La France et l’Espagne vont célébrer en grande pompe l’étroitesse de leurs relations lors d’un sommet ce jeudi 19 janvier à Barcelone, où Paris espère afficher un front uni sur la riposte européenne au regain de protectionnisme américain. Le président français Emmanuel Macron signera avec le Premier ministre espagnol Pedro Sánchez un « traité d’amitié et de coopération ». Ils devraient annoncer une coopération accrue sur les questions migratoires, la défense, l’énergie et la jeunesse.

Ce traité est le troisième de la sorte signé en Europe par la France après celui de l’Élysée, paraphé en 1963 avec l’Allemagne et complété par celui d’Aix-la-Chapelle en 2019, et celui du Quirinal, signé avec l’Italie en 2021. Cette signature intervient trois mois après un accord entre les deux pays et le Portugal pour enterrer le projet de gazoduc « Midcat », auquel s’opposait Paris, et le remplacer par un pipeline d’hydrogène « vert » reliant Barcelone à Marseille et baptisé « H2Med ».

Désaccords avec Berlin

Comme le traité du Quirinal, ce traité de Barcelone vise à graver dans le marbre le renforcement des relations de Paris avec d’autres voisins que l’Allemagne, au moment où le moteur franco-allemand de l’UE est souvent apparu essoufflé. Dans l’esprit d’Emmanuel Macron, il s’agit de concrétiser une « ligne commune avec Madrid » sur la réponse européenne à l’Inflation Reduction Act, le plan d’investissement massif des États-Unis dans la transition énergétique. La France veut une action tout aussi massive de l’UE, et des décisions rapides pour éviter la fuite d’entreprises européennes attirées par les aides américaines.
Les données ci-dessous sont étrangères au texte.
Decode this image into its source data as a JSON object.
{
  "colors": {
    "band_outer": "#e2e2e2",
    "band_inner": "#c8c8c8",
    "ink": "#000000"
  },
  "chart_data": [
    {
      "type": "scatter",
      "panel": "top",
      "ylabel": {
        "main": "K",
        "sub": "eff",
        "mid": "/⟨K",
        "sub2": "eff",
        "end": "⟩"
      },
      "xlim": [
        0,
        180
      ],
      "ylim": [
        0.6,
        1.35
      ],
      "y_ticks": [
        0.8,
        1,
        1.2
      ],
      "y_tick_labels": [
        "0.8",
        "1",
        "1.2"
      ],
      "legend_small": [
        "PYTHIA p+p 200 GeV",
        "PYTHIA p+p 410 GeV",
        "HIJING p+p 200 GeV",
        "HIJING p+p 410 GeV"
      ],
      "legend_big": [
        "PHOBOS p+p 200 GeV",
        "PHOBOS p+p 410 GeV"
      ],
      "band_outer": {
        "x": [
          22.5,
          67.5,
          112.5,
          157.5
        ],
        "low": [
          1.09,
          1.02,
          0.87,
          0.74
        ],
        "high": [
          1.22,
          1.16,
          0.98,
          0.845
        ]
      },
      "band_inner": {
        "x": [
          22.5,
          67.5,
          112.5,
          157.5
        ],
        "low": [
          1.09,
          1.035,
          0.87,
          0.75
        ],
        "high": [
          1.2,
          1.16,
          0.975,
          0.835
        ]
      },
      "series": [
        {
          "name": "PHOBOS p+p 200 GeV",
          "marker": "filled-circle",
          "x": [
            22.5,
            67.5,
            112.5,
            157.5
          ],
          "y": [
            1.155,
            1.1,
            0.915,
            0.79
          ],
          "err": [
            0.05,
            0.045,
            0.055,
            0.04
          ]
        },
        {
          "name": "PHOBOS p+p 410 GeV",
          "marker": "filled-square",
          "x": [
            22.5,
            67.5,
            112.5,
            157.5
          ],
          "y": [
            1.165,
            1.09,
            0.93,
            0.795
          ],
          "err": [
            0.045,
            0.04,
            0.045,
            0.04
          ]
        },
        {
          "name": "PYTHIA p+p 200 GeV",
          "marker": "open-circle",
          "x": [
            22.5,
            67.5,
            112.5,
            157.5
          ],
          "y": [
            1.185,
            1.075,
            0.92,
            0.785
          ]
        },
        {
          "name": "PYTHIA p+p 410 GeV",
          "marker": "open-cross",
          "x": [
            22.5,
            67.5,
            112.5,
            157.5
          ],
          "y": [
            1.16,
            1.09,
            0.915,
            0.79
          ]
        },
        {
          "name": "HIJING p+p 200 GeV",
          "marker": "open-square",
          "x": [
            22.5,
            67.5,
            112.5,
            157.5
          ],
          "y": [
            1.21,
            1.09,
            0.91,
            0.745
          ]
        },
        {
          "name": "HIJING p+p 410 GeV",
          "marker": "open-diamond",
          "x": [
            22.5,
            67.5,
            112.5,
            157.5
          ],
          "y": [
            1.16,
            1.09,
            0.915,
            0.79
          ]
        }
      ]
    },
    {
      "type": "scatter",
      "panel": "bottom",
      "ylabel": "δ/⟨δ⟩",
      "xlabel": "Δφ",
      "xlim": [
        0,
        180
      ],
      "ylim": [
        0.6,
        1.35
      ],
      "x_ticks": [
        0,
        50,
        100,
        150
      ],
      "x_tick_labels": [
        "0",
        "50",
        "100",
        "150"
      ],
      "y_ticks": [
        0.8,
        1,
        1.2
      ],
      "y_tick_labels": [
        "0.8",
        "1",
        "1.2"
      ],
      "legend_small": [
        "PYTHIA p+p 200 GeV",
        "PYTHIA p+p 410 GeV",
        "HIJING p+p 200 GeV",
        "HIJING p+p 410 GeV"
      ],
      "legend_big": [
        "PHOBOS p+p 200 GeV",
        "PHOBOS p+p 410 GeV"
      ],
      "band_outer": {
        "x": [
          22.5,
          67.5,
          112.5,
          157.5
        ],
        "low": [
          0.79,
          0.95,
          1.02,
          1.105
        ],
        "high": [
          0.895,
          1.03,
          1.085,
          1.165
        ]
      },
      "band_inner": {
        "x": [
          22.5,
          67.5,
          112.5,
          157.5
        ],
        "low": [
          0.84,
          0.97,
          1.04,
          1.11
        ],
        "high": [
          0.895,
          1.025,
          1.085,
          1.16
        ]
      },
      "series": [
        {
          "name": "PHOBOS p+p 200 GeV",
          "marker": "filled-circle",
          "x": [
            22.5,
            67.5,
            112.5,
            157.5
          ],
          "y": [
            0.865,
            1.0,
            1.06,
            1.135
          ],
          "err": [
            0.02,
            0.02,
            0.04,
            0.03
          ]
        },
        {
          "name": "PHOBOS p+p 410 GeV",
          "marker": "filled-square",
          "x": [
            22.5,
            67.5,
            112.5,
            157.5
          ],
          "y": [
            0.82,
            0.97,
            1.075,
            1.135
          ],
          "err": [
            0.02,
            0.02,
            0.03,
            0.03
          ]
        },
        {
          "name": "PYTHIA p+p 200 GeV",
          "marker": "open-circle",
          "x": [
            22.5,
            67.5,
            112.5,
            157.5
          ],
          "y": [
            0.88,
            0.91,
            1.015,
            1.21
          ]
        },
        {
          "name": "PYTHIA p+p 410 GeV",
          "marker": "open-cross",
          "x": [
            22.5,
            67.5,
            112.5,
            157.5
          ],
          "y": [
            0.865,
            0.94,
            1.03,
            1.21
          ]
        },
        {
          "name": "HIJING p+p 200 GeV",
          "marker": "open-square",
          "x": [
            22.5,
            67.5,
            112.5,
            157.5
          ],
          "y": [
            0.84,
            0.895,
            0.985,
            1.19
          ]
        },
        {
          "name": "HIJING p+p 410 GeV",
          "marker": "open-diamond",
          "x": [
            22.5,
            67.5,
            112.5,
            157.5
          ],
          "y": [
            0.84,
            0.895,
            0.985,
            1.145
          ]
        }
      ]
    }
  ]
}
Le président français caresse l’espoir de rallier à sa position non seulement Pedro Sánchez jeudi, mais aussi, dans une certaine mesure, le chancelier allemand Olaf Scholz. Ce dernier sera reçu dimanche à Paris pour célébrer les 60 ans du Traité de l’Élysée et participer à un conseil des ministres franco-allemand censé solder les nombreux différends entre les deux premières puissances européennes.